The effort started with a series of networking events in different parts of the region, bringing together farmers and other stakeholders. One of the outcomes was the decision to hold an initial “farm-to-table” culinary event to publicize the concept and bring in more participants.
The all-local lunch was held at the former Langlois Cheese Factory, now an event venue. After a tour of four local farms, participants sat down to a meal of food contributed by a variety of local farmers, catered by one of the Farm Trail markets. The lunch was followed by a discussion of how to use Travel Oregon’s resources to increase tourism.
“It was a great way to bring people together,” Miller says. “Not just farmers, but the Port, and economic agencies in the region. It gave us all a chance to meet face to face to talk about resources and ideas, which led to even more people getting involved.”
“Southwestern Oregon Community College (SWOCC) came to offer free small-business support services,” adds Boden. “They helped show how to showcase products in farmers markets and even in local grocery stores.”
From there, Boden started talking with local farmers, working to get them on board. There was some initial skepticism, since nothing like the Farm Trail had been done in the area. But organizers pointed out an example: the Fruit Loop, a heavily promoted and successful consortium of farms in the Hood River Valley that was happy to provide advice on how to make the networking effort succeed.
Eventually six farmers and three farmers markets agreed to participate. The Action Team printed up rack cards with a map of the Farm Trail on one side and information about each location on the other, which they placed in visitor centers, and at the participating farms and farmers markets. They also worked with ODOT to get permission to place promotional signs along Highway 101, a major step given strict signage regulations that normally prevent farmers on side roads along the highway from posting any signs.
“The signs and map worked great,” says Miller. “Motorists would pull in to one farm, and see information about the entire trail.”
One of the highlights, Boden says, was when Dennis Bowman of Bowman Bogs, a local cranberry operation that was part of the Farm Trail, opened up his farm during Bandon’s annual Cranberry Festival in the summer – an event that does not coincide with the fall cranberry harvest. Bowman gave tours of his farm, explaining the production cycle and showing off his collection of historic cranberry-farming equipment.
“People visited his bogs before the harvest during the festival, and then came back during the harvest,” Boden says.
Bowman sells cranberry syrup and concentrate on his farm, and during the festival he had some of his biggest sales levels ever. “I made enough in three days to pay my property payment for a month,” he says. “If I could do that once a month I’d be a very happy man.”
Tourist traffic to the trail’s farms and markets was steady throughout the summer, constituting a strong first-year success. And the response of the visitors quelled any skepticism.

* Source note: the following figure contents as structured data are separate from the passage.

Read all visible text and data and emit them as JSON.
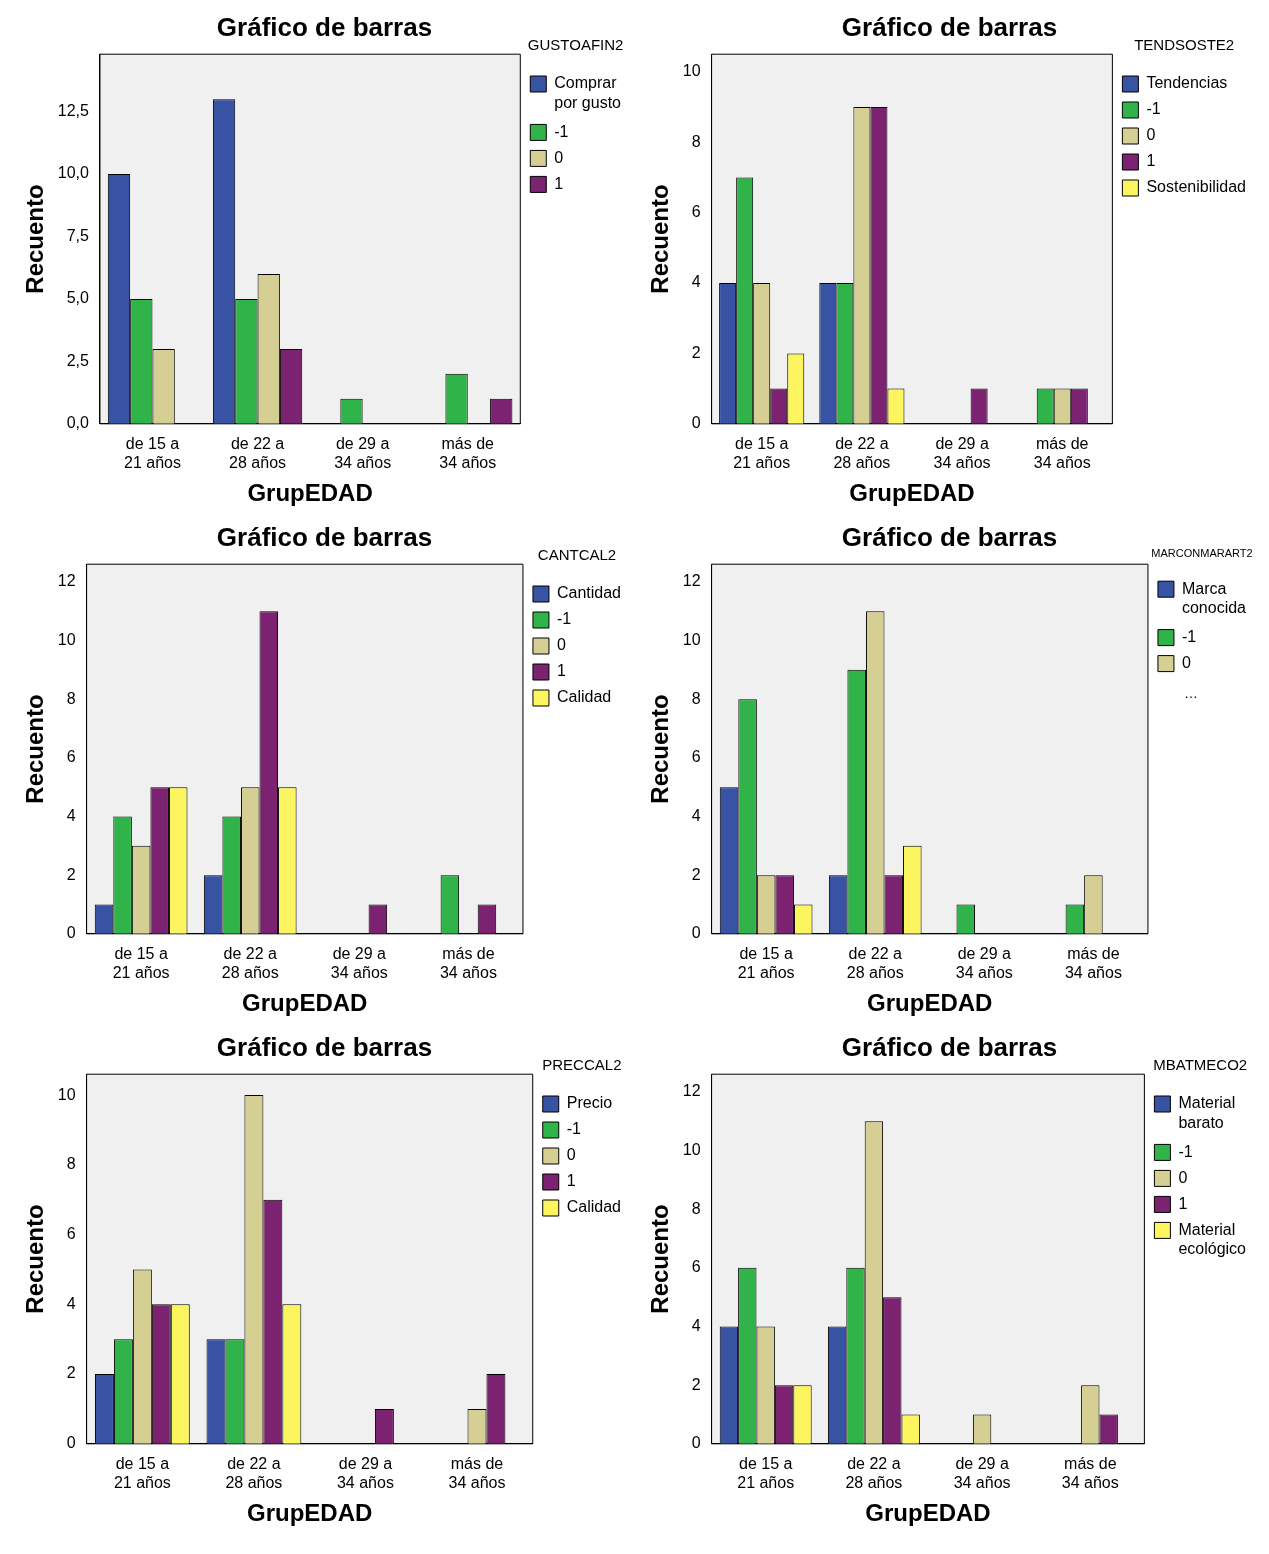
{
  "chart_data": [
    {
      "type": "bar",
      "title": "Gráfico de barras",
      "xlabel": "GrupEDAD",
      "ylabel": "Recuento",
      "legend_title": "GUSTOAFIN2",
      "legend": "right",
      "categories": [
        "de 15 a 21 años",
        "de 22 a 28 años",
        "de 29 a 34 años",
        "más de 34 años"
      ],
      "ylim": [
        0,
        14.8
      ],
      "yticks": [
        {
          "value": 0,
          "label": "0,0"
        },
        {
          "value": 2.5,
          "label": "2,5"
        },
        {
          "value": 5,
          "label": "5,0"
        },
        {
          "value": 7.5,
          "label": "7,5"
        },
        {
          "value": 10,
          "label": "10,0"
        },
        {
          "value": 12.5,
          "label": "12,5"
        }
      ],
      "grid": false,
      "series": [
        {
          "name": "Comprar por gusto",
          "color": "#3953a4",
          "values": [
            10,
            13,
            0,
            0
          ]
        },
        {
          "name": "-1",
          "color": "#30b44a",
          "values": [
            5,
            5,
            1,
            2
          ]
        },
        {
          "name": "0",
          "color": "#d5cf94",
          "values": [
            3,
            6,
            0,
            0
          ]
        },
        {
          "name": "1",
          "color": "#7b2270",
          "values": [
            0,
            3,
            0,
            1
          ]
        }
      ]
    },
    {
      "type": "bar",
      "title": "Gráfico de barras",
      "xlabel": "GrupEDAD",
      "ylabel": "Recuento",
      "legend_title": "TENDSOSTE2",
      "legend": "right",
      "categories": [
        "de 15 a 21 años",
        "de 22 a 28 años",
        "de 29 a 34 años",
        "más de 34 años"
      ],
      "ylim": [
        0,
        10.5
      ],
      "yticks": [
        0,
        2,
        4,
        6,
        8,
        10
      ],
      "grid": false,
      "series": [
        {
          "name": "Tendencias",
          "color": "#3953a4",
          "values": [
            4,
            4,
            0,
            0
          ]
        },
        {
          "name": "-1",
          "color": "#30b44a",
          "values": [
            7,
            4,
            0,
            1
          ]
        },
        {
          "name": "0",
          "color": "#d5cf94",
          "values": [
            4,
            9,
            0,
            1
          ]
        },
        {
          "name": "1",
          "color": "#7b2270",
          "values": [
            1,
            9,
            1,
            1
          ]
        },
        {
          "name": "Sostenibilidad",
          "color": "#fcf55f",
          "values": [
            2,
            1,
            0,
            0
          ]
        }
      ]
    },
    {
      "type": "bar",
      "title": "Gráfico de barras",
      "xlabel": "GrupEDAD",
      "ylabel": "Recuento",
      "legend_title": "CANTCAL2",
      "legend": "right",
      "categories": [
        "de 15 a 21 años",
        "de 22 a 28 años",
        "de 29 a 34 años",
        "más de 34 años"
      ],
      "ylim": [
        0,
        12.6
      ],
      "yticks": [
        0,
        2,
        4,
        6,
        8,
        10,
        12
      ],
      "grid": false,
      "series": [
        {
          "name": "Cantidad",
          "color": "#3953a4",
          "values": [
            1,
            2,
            0,
            0
          ]
        },
        {
          "name": "-1",
          "color": "#30b44a",
          "values": [
            4,
            4,
            0,
            2
          ]
        },
        {
          "name": "0",
          "color": "#d5cf94",
          "values": [
            3,
            5,
            0,
            0
          ]
        },
        {
          "name": "1",
          "color": "#7b2270",
          "values": [
            5,
            11,
            1,
            1
          ]
        },
        {
          "name": "Calidad",
          "color": "#fcf55f",
          "values": [
            5,
            5,
            0,
            0
          ]
        }
      ]
    },
    {
      "type": "bar",
      "title": "Gráfico de barras",
      "xlabel": "GrupEDAD",
      "ylabel": "Recuento",
      "legend_title": "MARCONMARART2",
      "legend": "right",
      "annotations": [
        "…"
      ],
      "categories": [
        "de 15 a 21 años",
        "de 22 a 28 años",
        "de 29 a 34 años",
        "más de 34 años"
      ],
      "ylim": [
        0,
        12.6
      ],
      "yticks": [
        0,
        2,
        4,
        6,
        8,
        10,
        12
      ],
      "grid": false,
      "series": [
        {
          "name": "Marca conocida",
          "color": "#3953a4",
          "values": [
            5,
            2,
            0,
            0
          ]
        },
        {
          "name": "-1",
          "color": "#30b44a",
          "values": [
            8,
            9,
            1,
            1
          ]
        },
        {
          "name": "0",
          "color": "#d5cf94",
          "values": [
            2,
            11,
            0,
            2
          ]
        },
        {
          "color": "#7b2270",
          "values": [
            2,
            2,
            0,
            0
          ]
        },
        {
          "color": "#fcf55f",
          "values": [
            1,
            3,
            0,
            0
          ]
        }
      ]
    },
    {
      "type": "bar",
      "title": "Gráfico de barras",
      "xlabel": "GrupEDAD",
      "ylabel": "Recuento",
      "legend_title": "PRECCAL2",
      "legend": "right",
      "categories": [
        "de 15 a 21 años",
        "de 22 a 28 años",
        "de 29 a 34 años",
        "más de 34 años"
      ],
      "ylim": [
        0,
        10.6
      ],
      "yticks": [
        0,
        2,
        4,
        6,
        8,
        10
      ],
      "grid": false,
      "series": [
        {
          "name": "Precio",
          "color": "#3953a4",
          "values": [
            2,
            3,
            0,
            0
          ]
        },
        {
          "name": "-1",
          "color": "#30b44a",
          "values": [
            3,
            3,
            0,
            0
          ]
        },
        {
          "name": "0",
          "color": "#d5cf94",
          "values": [
            5,
            10,
            0,
            1
          ]
        },
        {
          "name": "1",
          "color": "#7b2270",
          "values": [
            4,
            7,
            1,
            2
          ]
        },
        {
          "name": "Calidad",
          "color": "#fcf55f",
          "values": [
            4,
            4,
            0,
            0
          ]
        }
      ]
    },
    {
      "type": "bar",
      "title": "Gráfico de barras",
      "xlabel": "GrupEDAD",
      "ylabel": "Recuento",
      "legend_title": "MBATMECO2",
      "legend": "right",
      "categories": [
        "de 15 a 21 años",
        "de 22 a 28 años",
        "de 29 a 34 años",
        "más de 34 años"
      ],
      "ylim": [
        0,
        12.6
      ],
      "yticks": [
        0,
        2,
        4,
        6,
        8,
        10,
        12
      ],
      "grid": false,
      "series": [
        {
          "name": "Material barato",
          "color": "#3953a4",
          "values": [
            4,
            4,
            0,
            0
          ]
        },
        {
          "name": "-1",
          "color": "#30b44a",
          "values": [
            6,
            6,
            0,
            0
          ]
        },
        {
          "name": "0",
          "color": "#d5cf94",
          "values": [
            4,
            11,
            1,
            2
          ]
        },
        {
          "name": "1",
          "color": "#7b2270",
          "values": [
            2,
            5,
            0,
            1
          ]
        },
        {
          "name": "Material ecológico",
          "color": "#fcf55f",
          "values": [
            2,
            1,
            0,
            0
          ]
        }
      ]
    }
  ]
}
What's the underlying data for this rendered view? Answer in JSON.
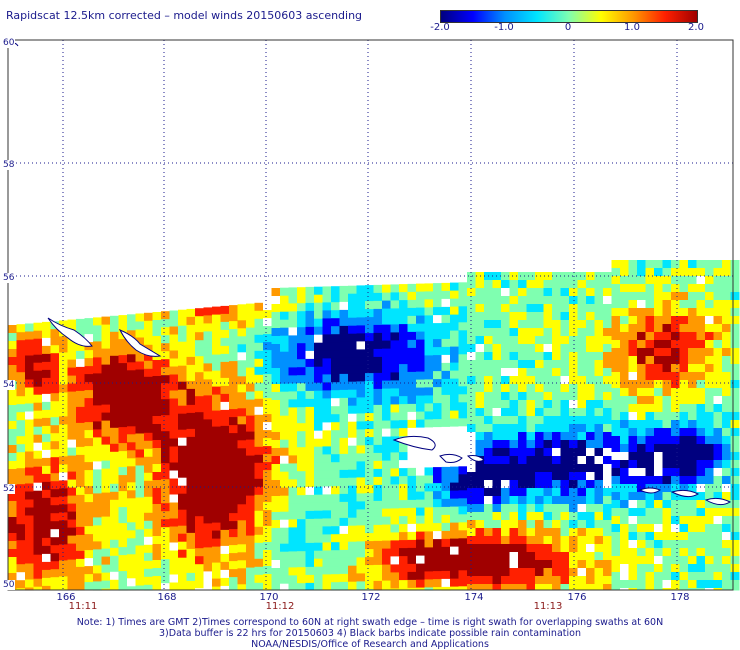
{
  "title": "Rapidscat 12.5km corrected – model winds 20150603 ascending",
  "colorbar": {
    "ticks": [
      "-2.0",
      "-1.0",
      "0",
      "1.0",
      "2.0"
    ],
    "range": [
      -2.0,
      2.0
    ],
    "colors": [
      "#00007f",
      "#0000ff",
      "#0090ff",
      "#00e5ff",
      "#7fffb0",
      "#ffff00",
      "#ff9900",
      "#ff2000",
      "#a00000"
    ]
  },
  "map": {
    "lat_labels": [
      "60",
      "58",
      "56",
      "54",
      "52",
      "50"
    ],
    "lon_labels": [
      "166",
      "168",
      "170",
      "172",
      "174",
      "176",
      "178"
    ],
    "time_labels": [
      "11:11",
      "11:12",
      "11:13"
    ],
    "grid": "dotted",
    "coastline_color": "#00007f",
    "rain_flag_color": "#000000"
  },
  "notes": [
    "Note: 1) Times are GMT 2)Times correspond to 60N at right swath edge – time is right swath for overlapping swaths at 60N",
    "3)Data buffer is 22 hrs for 20150603 4) Black barbs indicate possible rain contamination",
    "NOAA/NESDIS/Office of Research and Applications"
  ]
}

“We stumbled upon a demand,” Boden says. “As we talked through the initial ideas, this is what rose to the top, and it was a good one.”
“This was so desired by visitors and locals that it really took off,” Miller agrees. “We had to reprint the rack cards, and when the local newspaper did a story on the trail, they had about 50 locals come into their office asking about it.”
The Farm Trail’s success didn’t go unnoticed in the local agricultural community; three additional farms have already asked to join the program for 2016. Miller and Boden see the potential to expand the trail into the Coquille Valley, which has a strong agricultural presence just to the northeast of Bandon.
They see the Wild Rivers Coast Farm Trail as a beneficial confluence of supply and demand.
“We’re helping our producers sell their food at a stand at their farm, or at a farmers market,” says Miller. “And we’re adding more value for our visitors, with something local, interesting and delicious.”